Collins, who declined comment for this article, made a push for more power, for control of all player personnel decisions - which at the time was then team president Rod Thorn's responsibility. According to sources with intimate knowledge of the situation, Collins wanted to sign center Kwame Brown to a guaranteed five-year, $30 million deal before the lockout-shortened 2011-12 season.

Harris, on Thorn's advice, vetoed the signing. Unfortunately for the Sixers, it was revisited.

Following a surprising playoff run in 2012 that featured a first-round victory over the shorthanded Chicago Bulls (MVP Derrick Rose appeared in one game; 2013 all-star Joakim Noah in three), the Sixers fell just short of the Eastern Conference finals, losing Game 7 at Boston.

Last summer, Harris said, he considered replacing Thorn, now a consultant, with someone steeped in advanced statistics. However, at Collins' urging, Harris promoted Tony DiLeo to GM.

But after a disastrous season, Harris fired DiLeo last month.

"We achieved more than people expected in a strike-shortened season," Harris explained after hiring Sam Hinkie as team president. "So we took a pause. That's why we didn't do anything at the end of the [2011-12] season."

Collins, sources say, pushed for the Sixers to amnesty aging power forward Elton Brand to clear the cap of most of his $18 million salary.

The Sixers used that space to sign Nick Young and Dorell Wright - both likely to walk in free agency - and extend Spencer Hawes' deal for another year at $6.5 million.

Collins was still pushing to pick up Brown, who had played just nine games for Golden State before suffering a season-ending injury. Harris this time agreed with the coach and inked him to a one-year, $3 million contract with a $3 million player option, which he exercised on Saturday.

But Brown flopped. Identified by Collins as the team's starting center before Bynum's arrival, Brown had feuded with Collins when they were first paired in Washington early in Brown's career. Despite being initially high on Brown, Collins virtually ignored him once the season heated up. He played in only 22 games, and because of the player optioned that he exercised last week, he will be back.

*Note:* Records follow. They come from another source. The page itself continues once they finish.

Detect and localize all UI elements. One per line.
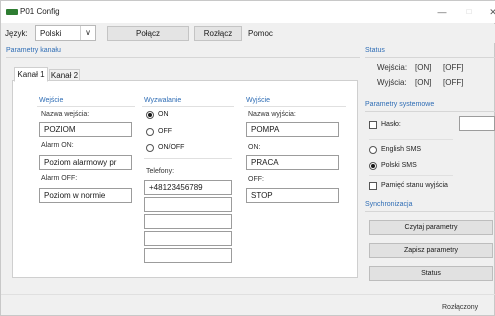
polish-sms-label: Polski SMS	[381, 162, 417, 169]
chevron-down-icon[interactable]: ∨	[80, 26, 95, 40]
trigger-section-title: Wyzwalanie	[144, 97, 182, 104]
phone-field-4[interactable]	[144, 231, 232, 246]
phone-field-2[interactable]	[144, 197, 232, 212]
channel-params-divider	[6, 57, 360, 58]
language-label: Język:	[5, 29, 28, 38]
phone-field-3[interactable]	[144, 214, 232, 229]
tab-channel-1[interactable]: Kanał 1	[14, 67, 48, 82]
trigger-on-radio[interactable]	[146, 111, 154, 119]
polish-sms-radio[interactable]	[369, 162, 377, 170]
inputs-status-label: Wejścia:	[377, 63, 408, 72]
app-window: P01 Config — □ ✕ Język: Polski ∨ Połącz …	[0, 0, 495, 316]
output-on-field[interactable]: PRACA	[246, 155, 339, 170]
output-section-title: Wyjście	[246, 97, 271, 104]
sms-divider	[369, 175, 453, 176]
write-params-button[interactable]: Zapisz parametry	[369, 243, 493, 258]
english-sms-label: English SMS	[381, 146, 422, 153]
output-name-field[interactable]: POMPA	[246, 122, 339, 137]
app-icon	[6, 9, 18, 15]
statusbar-divider	[1, 294, 495, 295]
language-select-value: Polski	[40, 29, 62, 38]
password-divider	[369, 139, 453, 140]
input-section-divider	[37, 106, 135, 107]
output-off-field[interactable]: STOP	[246, 188, 339, 203]
output-memory-label: Pamięć stanu wyjścia	[381, 182, 448, 189]
outputs-status-on: [ON]	[415, 78, 432, 87]
inputs-status-on: [ON]	[415, 63, 432, 72]
alarm-on-label: Alarm ON:	[41, 142, 74, 149]
password-label: Hasło:	[381, 121, 401, 128]
outputs-status-label: Wyjścia:	[377, 78, 407, 87]
output-off-label: OFF:	[248, 176, 264, 183]
title-bar	[1, 1, 495, 23]
output-section-divider	[244, 106, 346, 107]
password-field[interactable]	[459, 116, 495, 131]
minimize-button[interactable]: —	[434, 4, 450, 20]
input-name-field[interactable]: POZIOM	[39, 122, 132, 137]
status-button[interactable]: Status	[369, 266, 493, 281]
connection-status: Rozłączony	[442, 304, 479, 311]
connect-button[interactable]: Połącz	[107, 26, 189, 41]
trigger-off-label: OFF	[158, 128, 172, 135]
help-menu[interactable]: Pomoc	[248, 29, 273, 38]
input-section-title: Wejście	[39, 97, 64, 104]
system-params-title: Parametry systemowe	[365, 101, 435, 108]
phones-label: Telefony:	[146, 168, 175, 175]
outputs-status-off: [OFF]	[443, 78, 464, 87]
output-memory-checkbox[interactable]	[369, 182, 377, 190]
close-button[interactable]: ✕	[485, 4, 495, 20]
trigger-on-label: ON	[158, 111, 169, 118]
trigger-options-divider	[144, 158, 232, 159]
read-params-button[interactable]: Czytaj parametry	[369, 220, 493, 235]
english-sms-radio[interactable]	[369, 146, 377, 154]
language-select[interactable]: Polski ∨	[35, 25, 96, 41]
phone-field-1[interactable]: +48123456789	[144, 180, 232, 195]
system-params-divider	[365, 111, 495, 112]
output-name-label: Nazwa wyjścia:	[248, 111, 296, 118]
status-title: Status	[365, 47, 385, 54]
alarm-off-label: Alarm OFF:	[41, 175, 78, 182]
phone-field-5[interactable]	[144, 248, 232, 263]
output-on-label: ON:	[248, 144, 261, 151]
password-checkbox[interactable]	[369, 121, 377, 129]
alarm-on-field[interactable]: Poziom alarmowy pr	[39, 155, 132, 170]
trigger-section-divider	[142, 106, 234, 107]
maximize-button[interactable]: □	[461, 4, 477, 20]
input-name-label: Nazwa wejścia:	[41, 111, 90, 118]
status-divider	[365, 57, 495, 58]
sync-title: Synchronizacja	[365, 201, 413, 208]
disconnect-button[interactable]: Rozłącz	[194, 26, 242, 41]
channel-params-title: Parametry kanału	[6, 47, 61, 54]
inputs-status-off: [OFF]	[443, 63, 464, 72]
trigger-off-radio[interactable]	[146, 128, 154, 136]
alarm-off-field[interactable]: Poziom w normie	[39, 188, 132, 203]
window-title: P01 Config	[20, 7, 60, 16]
trigger-on-off-radio[interactable]	[146, 144, 154, 152]
trigger-on-off-label: ON/OFF	[158, 144, 185, 151]
sync-divider	[365, 211, 495, 212]
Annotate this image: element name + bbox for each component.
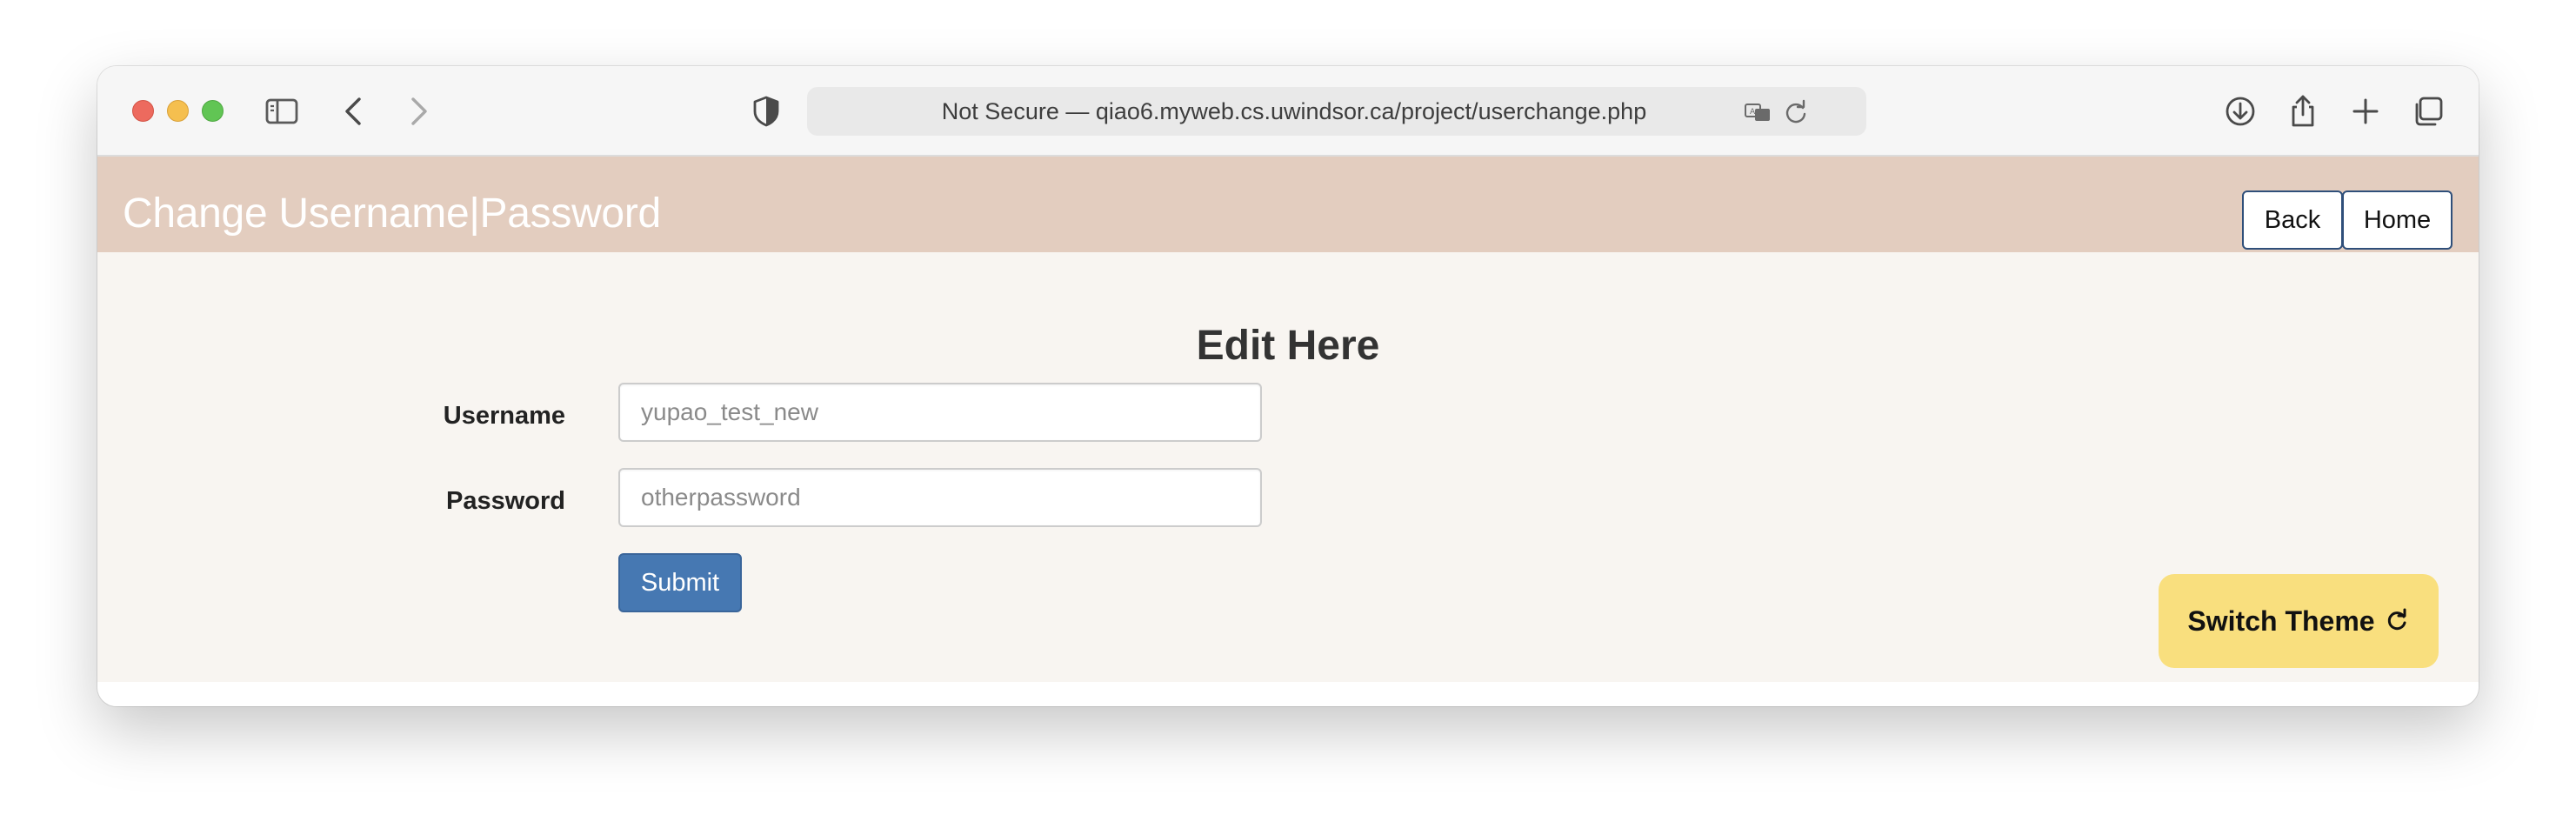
back-arrow-icon[interactable]: [336, 92, 374, 130]
submit-button[interactable]: Submit: [618, 553, 742, 612]
zoom-window-button[interactable]: [202, 100, 224, 122]
minimize-window-button[interactable]: [167, 100, 189, 122]
main-content: Edit Here Username Password Submit Switc…: [97, 252, 2479, 682]
forward-arrow-icon[interactable]: [398, 92, 437, 130]
download-icon[interactable]: [2221, 92, 2259, 130]
address-bar[interactable]: Not Secure — qiao6.myweb.cs.uwindsor.ca/…: [807, 87, 1866, 136]
home-button[interactable]: Home: [2342, 190, 2453, 250]
site-header: Change Username|Password Back Home: [97, 157, 2479, 252]
sidebar-icon[interactable]: [263, 92, 301, 130]
refresh-icon: [2384, 608, 2410, 634]
reload-icon[interactable]: [1781, 97, 1811, 127]
password-label: Password: [446, 487, 565, 515]
page-bottom: [97, 682, 2479, 706]
translate-icon[interactable]: A: [1743, 97, 1772, 127]
shield-icon[interactable]: [747, 92, 785, 130]
new-tab-icon[interactable]: [2346, 92, 2385, 130]
back-button[interactable]: Back: [2242, 190, 2343, 250]
username-label: Username: [443, 402, 565, 430]
switch-theme-label: Switch Theme: [2187, 605, 2375, 637]
close-window-button[interactable]: [132, 100, 154, 122]
svg-text:A: A: [1750, 108, 1756, 117]
username-field[interactable]: [618, 383, 1262, 442]
address-text: Not Secure — qiao6.myweb.cs.uwindsor.ca/…: [941, 98, 1647, 124]
switch-theme-button[interactable]: Switch Theme: [2159, 574, 2439, 668]
page-title: Change Username|Password: [123, 190, 661, 237]
browser-toolbar: Not Secure — qiao6.myweb.cs.uwindsor.ca/…: [97, 66, 2479, 157]
form-heading: Edit Here: [1196, 323, 1380, 369]
browser-window: Not Secure — qiao6.myweb.cs.uwindsor.ca/…: [97, 66, 2479, 706]
tab-overview-icon[interactable]: [2409, 92, 2447, 130]
share-icon[interactable]: [2284, 92, 2322, 130]
password-field[interactable]: [618, 468, 1262, 527]
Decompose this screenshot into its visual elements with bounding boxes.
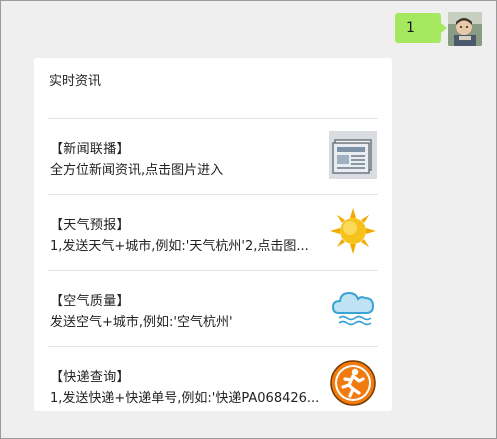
- avatar-image: [448, 12, 482, 46]
- news-card[interactable]: 实时资讯 【新闻联播】 全方位新闻资讯,点击图片进入 【天气预报】 1,发送天气…: [34, 58, 392, 411]
- bubble-tail: [441, 23, 447, 33]
- item-title: 【快递查询】: [50, 370, 130, 385]
- item-title: 【天气预报】: [50, 218, 130, 233]
- sent-message-text: 1: [406, 20, 415, 36]
- news-item-express[interactable]: 【快递查询】 1,发送快递+快递单号,例如:'快递PA068426...: [48, 346, 378, 423]
- sun-icon: [329, 207, 377, 255]
- item-description: 全方位新闻资讯,点击图片进入: [50, 163, 224, 178]
- news-item-air-quality[interactable]: 【空气质量】 发送空气+城市,例如:'空气杭州': [48, 270, 378, 347]
- chat-window: 1 实时资讯 【新闻联播】 全方位新闻资讯,点击图片进入 【天气预报】 1,发送…: [0, 0, 497, 439]
- news-item-news[interactable]: 【新闻联播】 全方位新闻资讯,点击图片进入: [48, 118, 378, 195]
- item-description: 1,发送天气+城市,例如:'天气杭州'2,点击图...: [50, 239, 309, 254]
- sent-message-bubble[interactable]: 1: [395, 13, 447, 43]
- message-list: 1 实时资讯 【新闻联播】 全方位新闻资讯,点击图片进入 【天气预报】 1,发送…: [1, 1, 496, 438]
- newspaper-icon: [329, 131, 377, 179]
- item-description: 发送空气+城市,例如:'空气杭州': [50, 315, 233, 330]
- cloud-icon: [329, 283, 377, 331]
- item-title: 【新闻联播】: [50, 142, 130, 157]
- news-item-weather[interactable]: 【天气预报】 1,发送天气+城市,例如:'天气杭州'2,点击图...: [48, 194, 378, 271]
- card-title: 实时资讯: [49, 74, 102, 89]
- item-title: 【空气质量】: [50, 294, 130, 309]
- avatar[interactable]: [448, 12, 482, 46]
- item-description: 1,发送快递+快递单号,例如:'快递PA068426...: [50, 391, 320, 406]
- runner-icon: [329, 359, 377, 407]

None of the new players who sources said were brought here under Collins' direction produced in 2012-13. All the Sixers have to show for last year's offseason moves is the $12 million still owed to aging and injured (knee surgery) Jason Richardson over two years.

Multiple sources with knowledge of the situation corroborated an April 12 Inquirer story that reported that management wanted Collins, who had one year left on his contract at $4.5 million, gone.

"His three-year expiration date was up," a super agent said of Collins, fired after three seasons in previous stops in Chicago, Detroit, and Washington. "I think he is a big, noisy presence who ran the team off the rails."

After being routed at home by shorthanded New Orleans on Jan. 15, Collins vehemently denied the Sixers were "tuning him out." But it turns out Collins was trying to figure a way out of the last year of his contract and had informed Thorn and DiLeo during the Christmas holiday of his plans to step down.

When a tearful Collins and Harris appeared at a news conference the day after the forgettable season, both said that Harris tried to persuade Collins to return.

But behind the scenes, according to sources, the final days were all about economics and image. For Collins, quitting would have meant forfeiting $4.5 million. And Harris was leery of bad public relations.